Angus muttered under his breath in Chinese, having little patience with the love-hate relationship between these two. Barry and Wayne went back years and had worked with each other long enough to know exactly which buttons they could press to good effect. Despite their constant bickering, they were a good team though, complementing each other in their differences.

Angus brought a different set of skills to the job: a cool professionalism and an almost obsessive eye for detail. Monty could see Angus being selected to take the reins should he decide to toss the job in. Tossing it in—he had no idea where that thought came from, what else he wanted to do or even what he was capable of doing.

His attention kicked back in when he heard Wayne say, ‘I’m going back to see Angela Nguyen later. Alone. She’s hiding something, I’m sure of it.’

 

 

 

 

 

 

 

10

EXCERPT FROM CHAT ROOM TRANSCRIPT 121206

BETTYBO: wanna meet F2F?
HARUM SCARUM: Y?
BETTYBO: I wan 2 rt Katy Enigma stories wit u
HARUM SCARUM: Me 2 but not yet. we cn rite on line 4now

It was Stevie’s turn to cook. She ran through her mental shopping list as she hurried from the lifts in Central. For seafood chowder she’d need prawns, a few snapper pieces, mussels maybe, coconut milk, coriander and crusty bread. With any luck Izzy would be out of school on time and they could pick the ingredients up before Emma came around.

She spotted Monty in the front foyer, standing half a head taller than most of the bustling figures. He held up his hand to stop her, hurrying over before she could pass through the revolving door.

‘Mont, I’ve got to go,’ she said before he could speak. She jumped into the revolving compartment and Monty joined her. ‘I have to collect Izzy then meet the new babysitter.’

They stepped outside into a wall of heat.

‘Just hang on a minute will you?’ Monty took hold of her arm to keep her in the shade.

With so much on her mind, Stevie didn’t have time for his quick words that always became long, but she listened patiently to what he had to say about Wayne’s investigations at the Chinese herbalist. As she listened, part of her brain pondered the suitability of a thirteen year old for a babysitter. She also managed to slide in a thought or two about Tash, wondering what she’d learned from Mrs. Kusak.

Talk about multi-tasking.

It seemed as if Monty just wanted an excuse to linger for a moment, but it was a luxury she didn’t have time for right now.
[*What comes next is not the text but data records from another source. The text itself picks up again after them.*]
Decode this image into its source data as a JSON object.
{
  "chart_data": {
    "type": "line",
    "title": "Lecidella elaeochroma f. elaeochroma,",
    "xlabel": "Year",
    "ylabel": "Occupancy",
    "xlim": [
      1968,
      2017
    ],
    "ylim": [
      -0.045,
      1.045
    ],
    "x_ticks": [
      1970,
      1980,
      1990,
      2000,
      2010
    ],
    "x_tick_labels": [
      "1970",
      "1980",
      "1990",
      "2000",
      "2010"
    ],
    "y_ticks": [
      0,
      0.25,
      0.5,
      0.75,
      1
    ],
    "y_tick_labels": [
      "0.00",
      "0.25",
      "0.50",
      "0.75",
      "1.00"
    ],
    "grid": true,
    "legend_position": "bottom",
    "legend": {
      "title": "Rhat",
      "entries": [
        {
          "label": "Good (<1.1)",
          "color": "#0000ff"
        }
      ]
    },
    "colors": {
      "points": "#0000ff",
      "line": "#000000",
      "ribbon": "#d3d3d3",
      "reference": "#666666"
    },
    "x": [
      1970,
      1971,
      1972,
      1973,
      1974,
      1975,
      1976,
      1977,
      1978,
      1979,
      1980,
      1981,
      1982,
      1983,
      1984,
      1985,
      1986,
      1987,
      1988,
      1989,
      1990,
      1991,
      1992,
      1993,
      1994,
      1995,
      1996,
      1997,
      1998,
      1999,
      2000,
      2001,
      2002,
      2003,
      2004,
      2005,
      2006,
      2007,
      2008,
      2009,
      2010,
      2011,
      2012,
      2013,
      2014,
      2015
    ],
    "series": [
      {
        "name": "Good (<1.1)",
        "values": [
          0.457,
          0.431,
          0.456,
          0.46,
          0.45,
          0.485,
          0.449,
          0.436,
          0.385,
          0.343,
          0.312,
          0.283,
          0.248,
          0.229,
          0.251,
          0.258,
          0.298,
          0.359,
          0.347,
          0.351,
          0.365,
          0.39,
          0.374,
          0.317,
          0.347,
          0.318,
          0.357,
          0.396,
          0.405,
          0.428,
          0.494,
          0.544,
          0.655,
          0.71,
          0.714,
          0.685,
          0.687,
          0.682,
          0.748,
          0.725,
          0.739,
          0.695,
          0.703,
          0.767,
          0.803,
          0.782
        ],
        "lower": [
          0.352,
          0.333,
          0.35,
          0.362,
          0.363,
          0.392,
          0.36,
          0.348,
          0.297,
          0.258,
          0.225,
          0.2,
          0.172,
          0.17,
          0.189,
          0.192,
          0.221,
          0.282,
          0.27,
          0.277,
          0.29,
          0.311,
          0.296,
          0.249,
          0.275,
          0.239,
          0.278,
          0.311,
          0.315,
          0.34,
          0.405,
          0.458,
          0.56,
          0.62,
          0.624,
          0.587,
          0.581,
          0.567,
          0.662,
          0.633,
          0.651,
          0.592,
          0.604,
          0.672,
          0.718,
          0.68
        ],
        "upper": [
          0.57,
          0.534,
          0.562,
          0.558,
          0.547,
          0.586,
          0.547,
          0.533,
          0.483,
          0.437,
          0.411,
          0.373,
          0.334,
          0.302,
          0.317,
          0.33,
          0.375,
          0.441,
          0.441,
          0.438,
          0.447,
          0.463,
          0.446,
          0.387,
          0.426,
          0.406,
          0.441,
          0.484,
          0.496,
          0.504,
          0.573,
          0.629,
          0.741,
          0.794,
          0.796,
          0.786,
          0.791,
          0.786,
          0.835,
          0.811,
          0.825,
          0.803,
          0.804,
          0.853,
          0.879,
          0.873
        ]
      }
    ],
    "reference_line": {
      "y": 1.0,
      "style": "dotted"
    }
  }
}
As Monty talked on, she bounced from one bubble soled trainer to the other, scanning the car park. It was chock-a-block with overflow from the cricket ground and she couldn’t see the car she’d borrowed from her mother anywhere.
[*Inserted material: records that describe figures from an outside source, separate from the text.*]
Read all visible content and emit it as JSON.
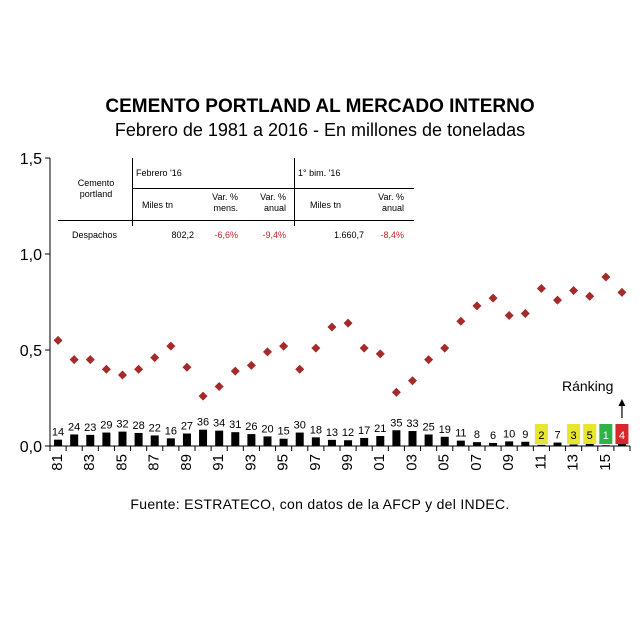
{
  "title": "CEMENTO PORTLAND AL MERCADO INTERNO",
  "subtitle": "Febrero de 1981 a 2016 - En millones de toneladas",
  "source": "Fuente: ESTRATECO, con datos de la AFCP y del INDEC.",
  "ranking_label": "Ránking",
  "table": {
    "row_header": "Cemento portland",
    "group1": "Febrero '16",
    "group2": "1° bim. '16",
    "h_miles1": "Miles tn",
    "h_mens": "Var. % mens.",
    "h_anual1": "Var. % anual",
    "h_miles2": "Miles tn",
    "h_anual2": "Var. % anual",
    "row_label": "Despachos",
    "v_miles1": "802,2",
    "v_mens": "-6,6%",
    "v_anual1": "-9,4%",
    "v_miles2": "1.660,7",
    "v_anual2": "-8,4%"
  },
  "chart_data": {
    "type": "scatter",
    "x": [
      1981,
      1982,
      1983,
      1984,
      1985,
      1986,
      1987,
      1988,
      1989,
      1990,
      1991,
      1992,
      1993,
      1994,
      1995,
      1996,
      1997,
      1998,
      1999,
      2000,
      2001,
      2002,
      2003,
      2004,
      2005,
      2006,
      2007,
      2008,
      2009,
      2010,
      2011,
      2012,
      2013,
      2014,
      2015,
      2016
    ],
    "xtick_labels": [
      "81",
      "83",
      "85",
      "87",
      "89",
      "91",
      "93",
      "95",
      "97",
      "99",
      "01",
      "03",
      "05",
      "07",
      "09",
      "11",
      "13",
      "15"
    ],
    "y": [
      0.55,
      0.45,
      0.45,
      0.4,
      0.37,
      0.4,
      0.46,
      0.52,
      0.41,
      0.26,
      0.31,
      0.39,
      0.42,
      0.49,
      0.52,
      0.4,
      0.51,
      0.62,
      0.64,
      0.51,
      0.48,
      0.28,
      0.34,
      0.45,
      0.51,
      0.65,
      0.73,
      0.77,
      0.68,
      0.69,
      0.82,
      0.76,
      0.81,
      0.78,
      0.88,
      0.8
    ],
    "ranking": [
      14,
      24,
      23,
      29,
      32,
      28,
      22,
      16,
      27,
      36,
      34,
      31,
      26,
      20,
      15,
      30,
      18,
      13,
      12,
      17,
      21,
      35,
      33,
      25,
      19,
      11,
      8,
      6,
      10,
      9,
      2,
      7,
      3,
      5,
      1,
      4
    ],
    "ranking_bar_heights": [
      0.033,
      0.06,
      0.058,
      0.07,
      0.075,
      0.068,
      0.055,
      0.04,
      0.065,
      0.085,
      0.08,
      0.072,
      0.062,
      0.05,
      0.038,
      0.07,
      0.045,
      0.032,
      0.03,
      0.042,
      0.052,
      0.082,
      0.078,
      0.06,
      0.048,
      0.028,
      0.02,
      0.016,
      0.024,
      0.022,
      0.006,
      0.018,
      0.008,
      0.012,
      0.004,
      0.01
    ],
    "highlight_colors": {
      "2": "#e6e62e",
      "3": "#e6e62e",
      "5": "#e6e62e",
      "1": "#2db34a",
      "4": "#d8262b"
    },
    "ylim": [
      0,
      1.5
    ],
    "ytick_labels": [
      "0,0",
      "0,5",
      "1,0",
      "1,5"
    ],
    "marker_color": "#a52a2a",
    "bar_color": "#000000",
    "grid": false
  }
}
The crack of leather on willow and the crowd roared. ‘The cheek of it,’ she muttered when she finally got a word in, ‘illegally parking at a police station.’

A youth barged past them carrying a long parcel wrapped in brown paper and tied with string. It didn’t take a genius to work out what was inside it. Monty had just introduced an amnesty on illegal weapons—they could be handed in to the police station without prosecution in exchange for tickets to the test. The scheme had been going well for everyone except the officers in charge of the armoury, who’d been so inundated they’d run out of storage space.

‘Are you listening to me at all?’ Monty asked, slapping his thigh with exasperation.

‘You said you were about to phone me but then you saw me in the lobby and decided to speak to me now. You filled me in on the latest on the floater case, then you said you wanted to arrange a team meeting for the Bianca Webster case.’ She spotted the bonnet of her mother’s white Citroen sticking out from behind a four-wheel drive. ‘Beauty, there it is.’

‘Shit, this is ridiculous,’ Monty grumbled, increasing his pace to keep up with her. ‘We never seem to get any time to talk.’

‘Come with me to collect Izzy and we can talk in the car,’ she said, and as an afterthought added, ‘She’s your daughter too.’

He reddened. ‘Yes, I am aware of that. If I organise a meeting for five this afternoon can you leave Izzy with the girl while you attend?’

‘If I think she’s suitable, yes.’

‘You should look into that after-school centre.’

‘I have. They’ve too many kids and not enough staff.’

‘And call Natasha Hayward, I want her in on the meeting too.’

Stevie looked at her watch. ‘Will do. She’s visiting Mrs Kusak now, but she should be back on time. Okay, I’ve really got to go. See you.’